Les hollandais n’ont pas la même culture culinaire que la France, l’Italie, l’Espagne ou même l’Allemagne, peut-être parce qu’ils ont été coupés par le calvinisme…ou le manque de soleil (je pense que cela joue beaucoup en matière de gastronomie).

Le paradoxe de ce pays (où je vis depuis plus de 30 ans), c’est qu’il fournit l’ensemble de l’Europe avec les légumes, les produits laitiers, les fleurs…ils sont partout, là où il y a de nouveaux produits, là où il y a du business à faire. Ils étaient déjà là pour le sel de Guérande, les vins de Bordeaux… Un petit pays de grands navigateurs, allant voir le monde, et le monde venant à eux par les ports.

Il y a beaucoup de boutiques de produits asiatiques, japonais, chinois, indonésiens, exotiques… et plus de restaurants qu’avant, c’est incroyable.
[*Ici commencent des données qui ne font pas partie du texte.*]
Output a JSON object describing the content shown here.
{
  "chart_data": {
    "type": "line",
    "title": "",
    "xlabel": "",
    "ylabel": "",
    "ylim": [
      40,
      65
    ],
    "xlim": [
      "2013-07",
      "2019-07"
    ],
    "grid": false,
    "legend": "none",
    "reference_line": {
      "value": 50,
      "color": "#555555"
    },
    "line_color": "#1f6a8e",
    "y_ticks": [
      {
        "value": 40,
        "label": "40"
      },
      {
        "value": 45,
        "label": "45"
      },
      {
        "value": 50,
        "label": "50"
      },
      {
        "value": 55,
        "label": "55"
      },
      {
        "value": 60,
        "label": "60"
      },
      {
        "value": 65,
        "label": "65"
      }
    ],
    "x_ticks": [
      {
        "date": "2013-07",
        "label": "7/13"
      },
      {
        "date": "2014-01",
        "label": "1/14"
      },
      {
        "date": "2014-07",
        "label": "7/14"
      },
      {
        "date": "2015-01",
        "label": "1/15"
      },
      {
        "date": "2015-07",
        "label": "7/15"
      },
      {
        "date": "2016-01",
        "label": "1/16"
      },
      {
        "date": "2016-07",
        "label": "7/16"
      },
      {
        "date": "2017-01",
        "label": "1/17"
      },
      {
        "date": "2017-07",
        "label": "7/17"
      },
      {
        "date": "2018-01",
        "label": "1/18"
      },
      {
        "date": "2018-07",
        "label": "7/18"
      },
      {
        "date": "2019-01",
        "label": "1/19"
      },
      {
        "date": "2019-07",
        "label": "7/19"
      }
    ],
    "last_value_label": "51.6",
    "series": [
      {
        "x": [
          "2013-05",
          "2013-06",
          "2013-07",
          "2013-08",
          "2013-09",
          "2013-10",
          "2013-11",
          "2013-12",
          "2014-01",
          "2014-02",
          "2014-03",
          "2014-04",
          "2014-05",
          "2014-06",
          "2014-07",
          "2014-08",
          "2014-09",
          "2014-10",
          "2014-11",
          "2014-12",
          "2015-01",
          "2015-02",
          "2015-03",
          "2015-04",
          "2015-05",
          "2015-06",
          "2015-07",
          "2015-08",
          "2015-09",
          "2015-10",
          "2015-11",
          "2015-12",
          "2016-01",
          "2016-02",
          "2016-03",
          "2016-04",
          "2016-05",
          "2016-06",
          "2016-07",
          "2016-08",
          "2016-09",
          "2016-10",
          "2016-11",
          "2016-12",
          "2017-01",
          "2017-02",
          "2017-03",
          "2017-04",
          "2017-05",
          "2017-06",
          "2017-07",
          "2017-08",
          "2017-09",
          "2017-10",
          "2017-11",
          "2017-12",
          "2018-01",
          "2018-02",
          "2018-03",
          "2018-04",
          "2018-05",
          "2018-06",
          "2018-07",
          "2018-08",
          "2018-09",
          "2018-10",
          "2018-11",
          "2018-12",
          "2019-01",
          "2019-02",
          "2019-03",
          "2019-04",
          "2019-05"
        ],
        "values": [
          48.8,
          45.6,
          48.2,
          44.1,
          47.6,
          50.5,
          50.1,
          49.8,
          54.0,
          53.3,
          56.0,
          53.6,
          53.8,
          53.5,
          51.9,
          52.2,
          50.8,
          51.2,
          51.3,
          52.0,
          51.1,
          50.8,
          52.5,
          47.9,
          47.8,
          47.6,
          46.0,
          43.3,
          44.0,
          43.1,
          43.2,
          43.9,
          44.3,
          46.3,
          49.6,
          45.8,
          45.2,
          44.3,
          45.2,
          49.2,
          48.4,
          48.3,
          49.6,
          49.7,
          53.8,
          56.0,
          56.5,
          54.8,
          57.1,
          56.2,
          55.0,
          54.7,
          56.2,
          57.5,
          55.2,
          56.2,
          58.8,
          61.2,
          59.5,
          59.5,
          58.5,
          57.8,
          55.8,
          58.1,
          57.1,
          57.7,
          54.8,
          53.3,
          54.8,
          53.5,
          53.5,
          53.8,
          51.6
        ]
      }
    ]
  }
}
Il en ouvre tout le temps ! Dans la petite gastronomie, beaucoup de français (les hollandais sont très francophiles) et d’italiens.
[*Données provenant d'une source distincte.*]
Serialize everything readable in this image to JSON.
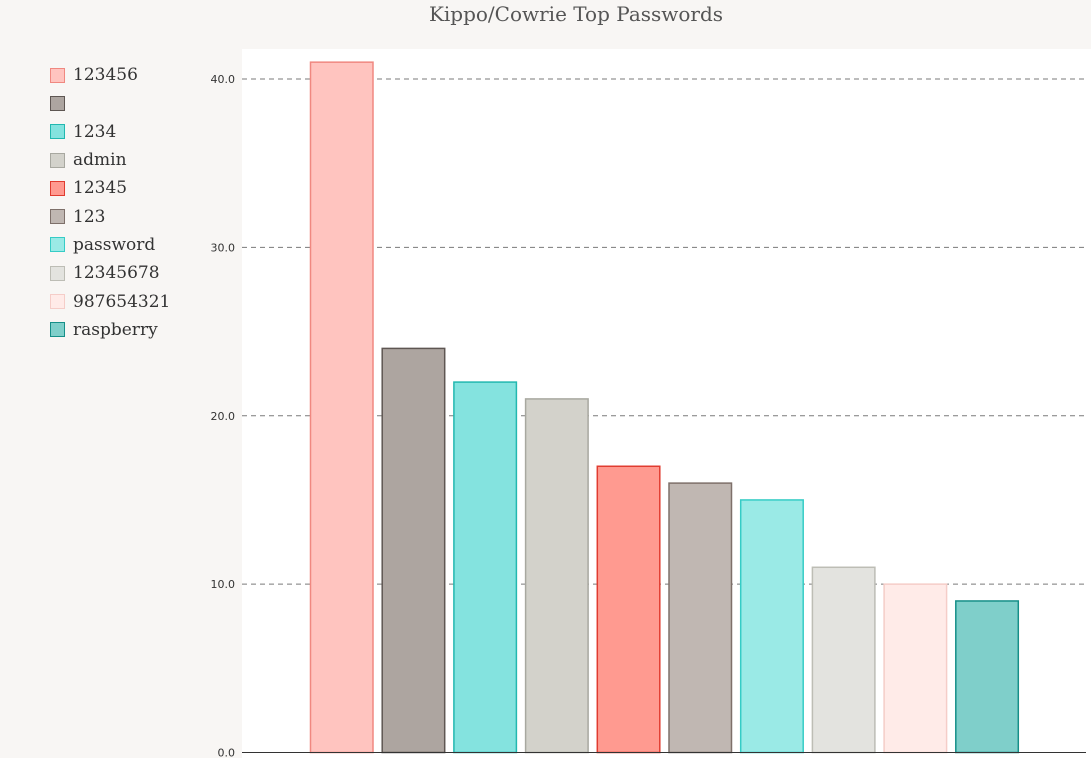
{
  "chart_data": {
    "type": "bar",
    "title": "Kippo/Cowrie Top Passwords",
    "xlabel": "",
    "ylabel": "",
    "ylim": [
      0,
      42
    ],
    "yticks": [
      "0.0",
      "10.0",
      "20.0",
      "30.0",
      "40.0"
    ],
    "grid": true,
    "legend_position": "left",
    "categories": [
      "123456",
      "",
      "1234",
      "admin",
      "12345",
      "123",
      "password",
      "12345678",
      "987654321",
      "raspberry"
    ],
    "values": [
      41,
      24,
      22,
      21,
      17,
      16,
      15,
      11,
      10,
      9
    ],
    "fills": [
      "#ffc4bf",
      "#ada5a0",
      "#84e3df",
      "#d3d2cb",
      "#ff9a90",
      "#c0b7b2",
      "#9aeae6",
      "#e3e3df",
      "#ffebe8",
      "#7fcfca"
    ],
    "strokes": [
      "#f08880",
      "#5e5652",
      "#22b8b0",
      "#a8a8a0",
      "#e03c30",
      "#7e706a",
      "#36ccc6",
      "#bdbdb5",
      "#f5cdc8",
      "#168f88"
    ]
  }
}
En général, les hollandais dépensent peu pour la nourriture ou l’habillement. Ils font attention, ils comptent. Par exemple, quand je réalise un dîner pour eux (je suis chef indépendant), ils discutent toujours le prix.

Ils veulent du solide, des choses qui durent : l’aménagement de la maison (cela doit être le pays en Europe où l’on achète le plus de télévisions grand écran), la voiture et aussi les vacances.

La base gastronomique ne bouge pas trop, question de connaissance, d’éducation au goût. On se ravitaille. Le travail se finit très tôt, on mange vite pour avoir le temps de faire autre chose.

Mais en haute gastronomie, il y a de très bons chefs, beaucoup d’étoilés. C’est un pays riche et le top bouge et voyage beaucoup.

Il y un développement des cours de cuisine pour tous les budgets, des cours de dégustation aux vins, et les hollandais… quand ils s’intéressent au vin ! On trouve de plus en plus de marchands de vins, de boutiques spécialisées.